Editorial | Who pays for health care
If Christopher Tufton did nothing else during his ministerial reporting to Parliament last week, he again afforded the Holness administration another opportunity to advance a mature, depoliticised debate on the financing of health care and what Jamaicans should expect for what they pay.
As in other countries, health care is often a politically emotive subject. In 2007, the promise of 'free' health care contributed to the election victory of Dr Tufton's Jamaica Labour Party (JLP). It wasn't surprising that when the People's National Party (PNP) took back the government in 2011, it didn't, despite the impracticability of the policy in Jamaica's economic situation, reverse the initiative.
The outcome was predictable.
Allocations to the health sector have, in real terms, been insufficient to offset what was lost from those who used to pay, or to keep up with the rising cost of health services. As more people turned up at supposedly totally free public health-care facilities, staff became more overworked, service quality declined further, and patients became increasingly frustrated over long waits.
A survey for this newspaper last September found that 75 per cent of Jamaicans did not believe they had access to quality care. The majority of this group argued that people needed money to acquire good health services.
Patients who complained about the quality of service at public institutions were angry about long waits, as well as the state of disrepair of facilities and the inadequacy of equipment.

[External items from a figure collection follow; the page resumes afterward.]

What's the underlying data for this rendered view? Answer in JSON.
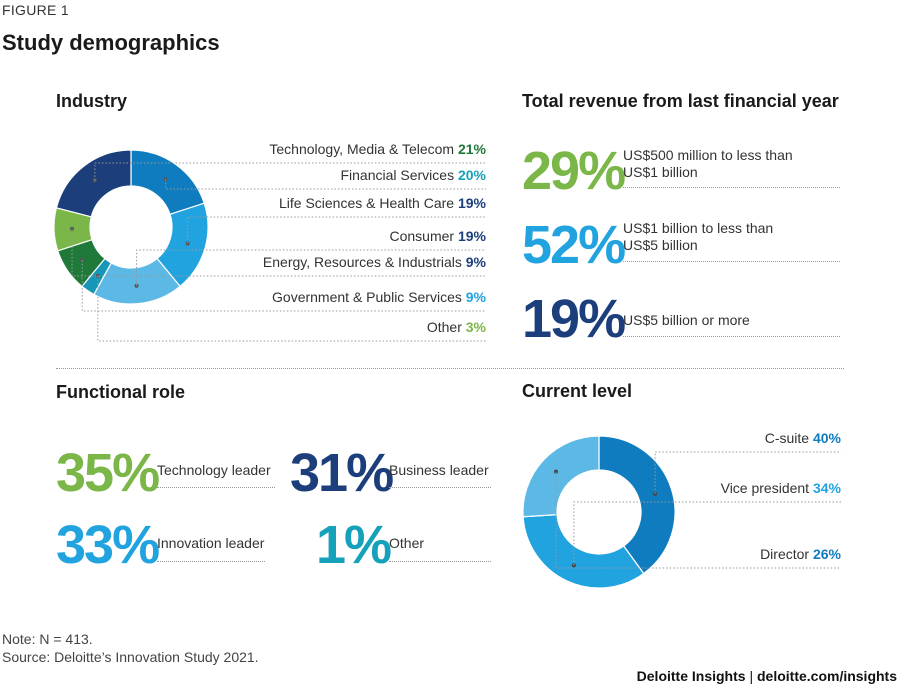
{
  "figure_label": "FIGURE 1",
  "title": "Study demographics",
  "colors": {
    "dark_green": "#1f7a3a",
    "teal": "#1697b8",
    "navy": "#1c3f7c",
    "light_blue": "#5cb9e6",
    "bright_blue": "#21a3e0",
    "green": "#7ab648",
    "mid_blue": "#0f7cc0",
    "aqua": "#16a1ba"
  },
  "chart_data": [
    {
      "type": "pie",
      "title": "Industry",
      "series": [
        {
          "name": "Technology, Media & Telecom",
          "value": 21,
          "value_label": "21%"
        },
        {
          "name": "Financial Services",
          "value": 20,
          "value_label": "20%"
        },
        {
          "name": "Life Sciences & Health Care",
          "value": 19,
          "value_label": "19%"
        },
        {
          "name": "Consumer",
          "value": 19,
          "value_label": "19%"
        },
        {
          "name": "Energy, Resources & Industrials",
          "value": 9,
          "value_label": "9%"
        },
        {
          "name": "Government & Public Services",
          "value": 9,
          "value_label": "9%"
        },
        {
          "name": "Other",
          "value": 3,
          "value_label": "3%"
        }
      ]
    },
    {
      "type": "table",
      "title": "Total revenue from last financial year",
      "rows": [
        {
          "value": "29%",
          "line1": "US$500 million to less than",
          "line2": "US$1 billion"
        },
        {
          "value": "52%",
          "line1": "US$1 billion to less than",
          "line2": "US$5 billion"
        },
        {
          "value": "19%",
          "line1": "US$5 billion or more",
          "line2": ""
        }
      ]
    },
    {
      "type": "table",
      "title": "Functional role",
      "items": [
        {
          "value": "35%",
          "label": "Technology leader"
        },
        {
          "value": "31%",
          "label": "Business leader"
        },
        {
          "value": "33%",
          "label": "Innovation leader"
        },
        {
          "value": "1%",
          "label": "Other"
        }
      ]
    },
    {
      "type": "pie",
      "title": "Current level",
      "series": [
        {
          "name": "C-suite",
          "value": 40,
          "value_label": "40%"
        },
        {
          "name": "Vice president",
          "value": 34,
          "value_label": "34%"
        },
        {
          "name": "Director",
          "value": 26,
          "value_label": "26%"
        }
      ]
    }
  ],
  "note": "Note: N = 413.",
  "source": "Source: Deloitte’s Innovation Study 2021.",
  "brand_name": "Deloitte Insights",
  "brand_sep": "|",
  "brand_url": "deloitte.com/insights"
}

For this fiscal year, the Government plans to spend J$61.3 billion on health services, or around five per cent more than in 2016-17. That, despite the top-ups provided by auxiliary agencies, is not enough to pay for what is required. What the Jamaican Government spends on health care is not much above half of the six per cent of GDP recommended by the World Health Organization. There is clearly need for rational discussion on how the country can deliver health care in a manner that the poor and vulnerable are not priced out of the system.
Last year, Dr Tufton, than the new health minister, essayed at the problem, warning that "the Government's capacity to adequately finance public health care will increasingly be challenged, unless we are able to grow our economy well beyond our current rate of growth". He would have understood that the level of growth needed to generate the surpluses to adequately fund a state-run, single-payer health system wasn't in the immediate offing. Or even the medium term.
Last week, he was frank and forthright about what the system can deliver in the present fiscal circumstance, noting that taking responsibility for one's health also "means contributing to your health-care costs once you are in a position to contribute".
The issue, therefore, is the model by which those who can afford to pay for utilising the public health-care system are asked to do so. Dr Tufton has reprised the idea of a national health insurance scheme, first raised in the late 1990s, but stumbled on structure and affordability. Perhaps now the kinks have been worked out. Other suggestions, though, include means-testing to determine who can afford to pay.
A potential problem for Dr Tufton is convincing his government colleagues of the worth and efficacy of a retreat from a policy that brought political dividends. For now, he may just have to singularly bear the burden of carrying the argument.